Бельтраффио вспомнил свою гордыню и мирское любомудрие, желание уйти от фра Бенедетто и предаться опасной, быть может, богопротивной науке Леонардо, вспомнил и последнюю страшную ночь на Мельничном Холме, воскресшую Венеру, свой грешный восторг перед красотой Белой Дьяволицы — и протягивая руки к небу, таким же отчаянным голосом, как все, возопил:
— Помилуй, Господи! Согрешил я пред Тобою, прости и помилуй!
И в то же мгновение, подняв лицо, мокрое от слез, увидел невдалеке Леонардо да Винчи. Художник стоял, опираясь плечом о колонну, в правой руке держал свою неизменную записную книжку, левой рисовал в ней, иногда вскидывая глаза на кафедру, должно быть, надеясь еще раз увидеть голову проповедника.
Чуждый всем, один в толпе, обуянной ужасом, Леонардо сохранял совершенное спокойствие. В холодных, бледно-голубых глазах его, в тонких губах, плотно сжатых, как у человека, привыкшего к вниманию и точности, была не насмешка, а то самое любопытство, с которым он мерил математическими приборами тело Афродиты.
Слезы на глазах Джованни высохли; молитва замерла на губах.

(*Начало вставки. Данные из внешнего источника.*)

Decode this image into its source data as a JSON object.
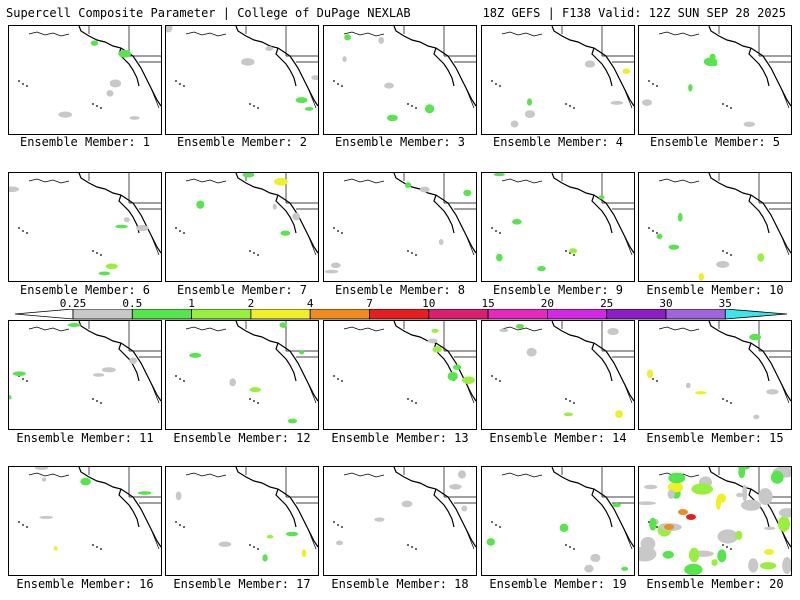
{
  "header": {
    "left_title": "Supercell Composite Parameter | College of DuPage NEXLAB",
    "right_title": "18Z GEFS | F138 Valid: 12Z SUN SEP 28 2025"
  },
  "panels": [
    {
      "label": "Ensemble Member: 1"
    },
    {
      "label": "Ensemble Member: 2"
    },
    {
      "label": "Ensemble Member: 3"
    },
    {
      "label": "Ensemble Member: 4"
    },
    {
      "label": "Ensemble Member: 5"
    },
    {
      "label": "Ensemble Member: 6"
    },
    {
      "label": "Ensemble Member: 7"
    },
    {
      "label": "Ensemble Member: 8"
    },
    {
      "label": "Ensemble Member: 9"
    },
    {
      "label": "Ensemble Member: 10"
    },
    {
      "label": "Ensemble Member: 11"
    },
    {
      "label": "Ensemble Member: 12"
    },
    {
      "label": "Ensemble Member: 13"
    },
    {
      "label": "Ensemble Member: 14"
    },
    {
      "label": "Ensemble Member: 15"
    },
    {
      "label": "Ensemble Member: 16"
    },
    {
      "label": "Ensemble Member: 17"
    },
    {
      "label": "Ensemble Member: 18"
    },
    {
      "label": "Ensemble Member: 19"
    },
    {
      "label": "Ensemble Member: 20"
    }
  ],
  "legend": {
    "labels": [
      "0.25",
      "0.5",
      "1",
      "2",
      "4",
      "7",
      "10",
      "15",
      "20",
      "25",
      "30",
      "35"
    ],
    "colors": [
      "#c8c8c8",
      "#55e64b",
      "#96f03c",
      "#f0f028",
      "#f08c1e",
      "#e61e1e",
      "#dc1e6e",
      "#e628be",
      "#d228e6",
      "#8c1ec8",
      "#a064dc",
      "#3ce6e6"
    ]
  }
}
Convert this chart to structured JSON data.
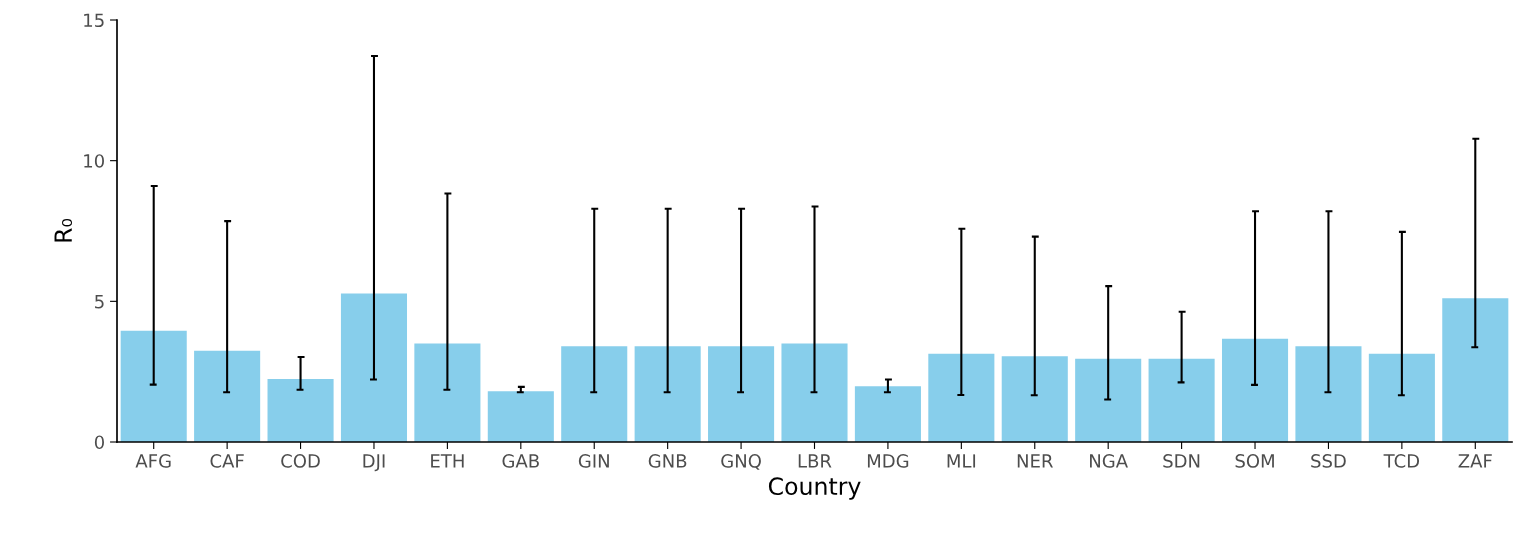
{
  "chart_data": {
    "type": "bar",
    "xlabel": "Country",
    "ylabel": "R₀",
    "categories": [
      "AFG",
      "CAF",
      "COD",
      "DJI",
      "ETH",
      "GAB",
      "GIN",
      "GNB",
      "GNQ",
      "LBR",
      "MDG",
      "MLI",
      "NER",
      "NGA",
      "SDN",
      "SOM",
      "SSD",
      "TCD",
      "ZAF"
    ],
    "values": [
      3.95,
      3.24,
      2.24,
      5.28,
      3.5,
      1.8,
      3.4,
      3.4,
      3.4,
      3.5,
      1.98,
      3.14,
      3.05,
      2.96,
      2.96,
      3.67,
      3.4,
      3.14,
      5.11
    ],
    "errors": [
      [
        2.04,
        9.1
      ],
      [
        1.77,
        7.85
      ],
      [
        1.86,
        3.02
      ],
      [
        2.22,
        13.72
      ],
      [
        1.86,
        8.83
      ],
      [
        1.77,
        1.96
      ],
      [
        1.77,
        8.29
      ],
      [
        1.77,
        8.29
      ],
      [
        1.77,
        8.29
      ],
      [
        1.77,
        8.37
      ],
      [
        1.77,
        2.22
      ],
      [
        1.67,
        7.58
      ],
      [
        1.66,
        7.3
      ],
      [
        1.51,
        5.54
      ],
      [
        2.12,
        4.63
      ],
      [
        2.03,
        8.2
      ],
      [
        1.77,
        8.2
      ],
      [
        1.66,
        7.47
      ],
      [
        3.37,
        10.78
      ]
    ],
    "color": "#87ceeb",
    "ylim": [
      0,
      15
    ],
    "yticks": [
      0,
      5,
      10,
      15
    ],
    "grid": false,
    "legend": false
  }
}
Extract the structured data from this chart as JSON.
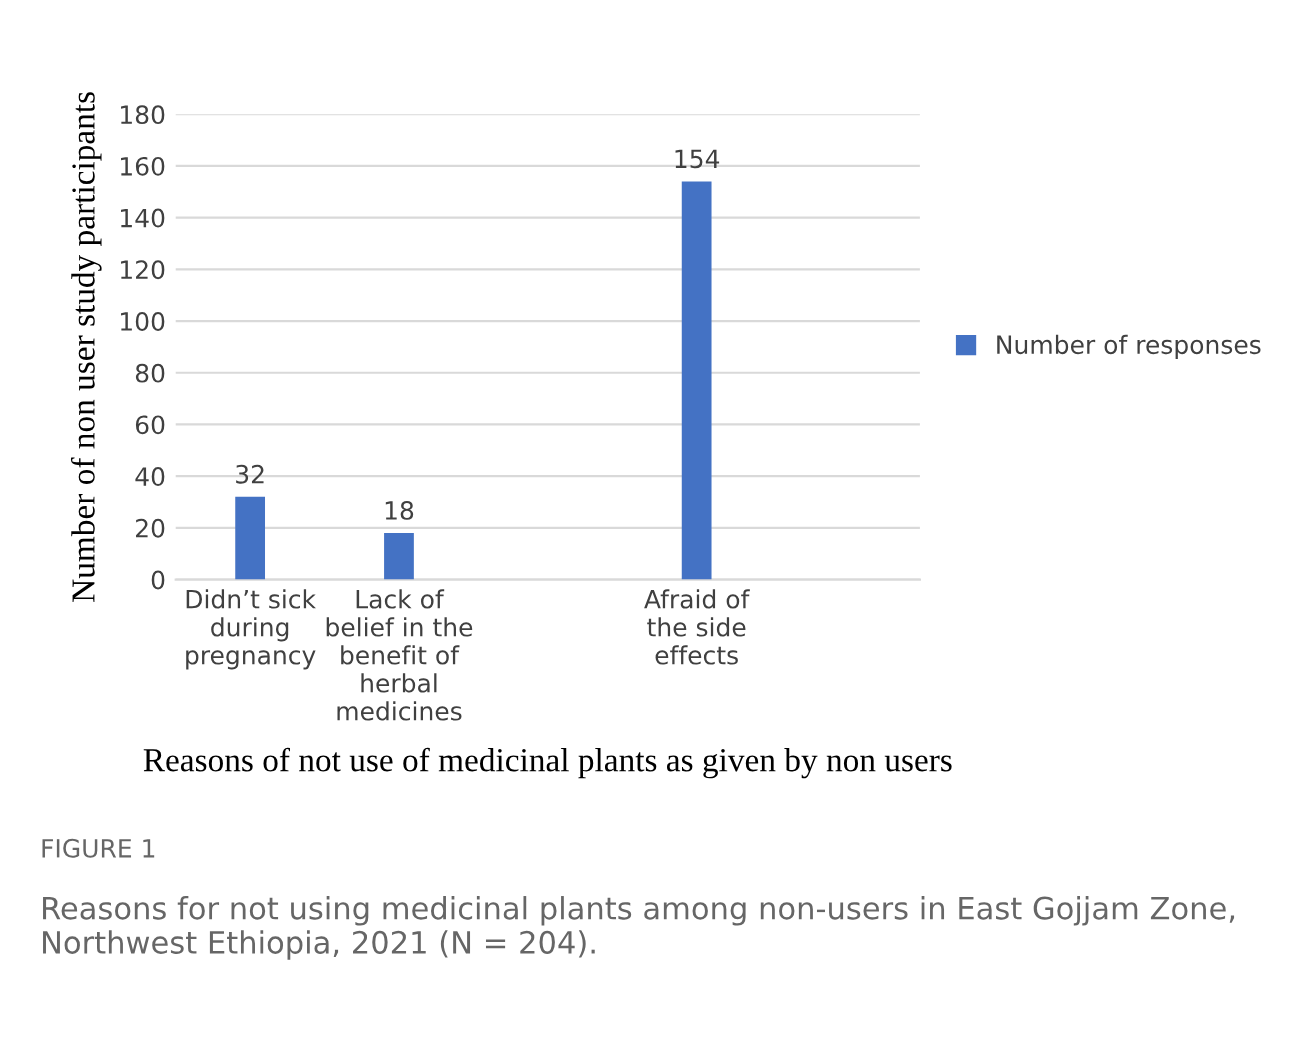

Выйдя из церкви, он подошел к Леонардо и попросил позволения взглянуть на рисунок. Художник сперва не соглашался; но Джованни настаивал с умоляющим видом, и, наконец, Леонардо отвел его в сторону и подал ему записную книжку.
Джованни увидел страшную карикатуру.
Это было лицо не Савонаролы, а старого безобразного дьявола в монашеской рясе, похожего на Савонаролу, изможденного самоистязаниями, но не победившего гордыни и похоти. Нижняя челюсть выдавалась вперед, морщины бороздили щеки и шею, отвислую, черную, как на высохшем трупе, вздернутые брови щетинились, и нечеловеческий взор, полный упрямой, почти злобной мольбы, устремлен был в небо. Все темное, ужасное и безумное, что предавало брата Джироламо во власть юродивому, косноязычному ясновидцу Маруффи, было испытано в этом рисунке, обнажено без гнева и жалости, с невозмутимой ясностью знания.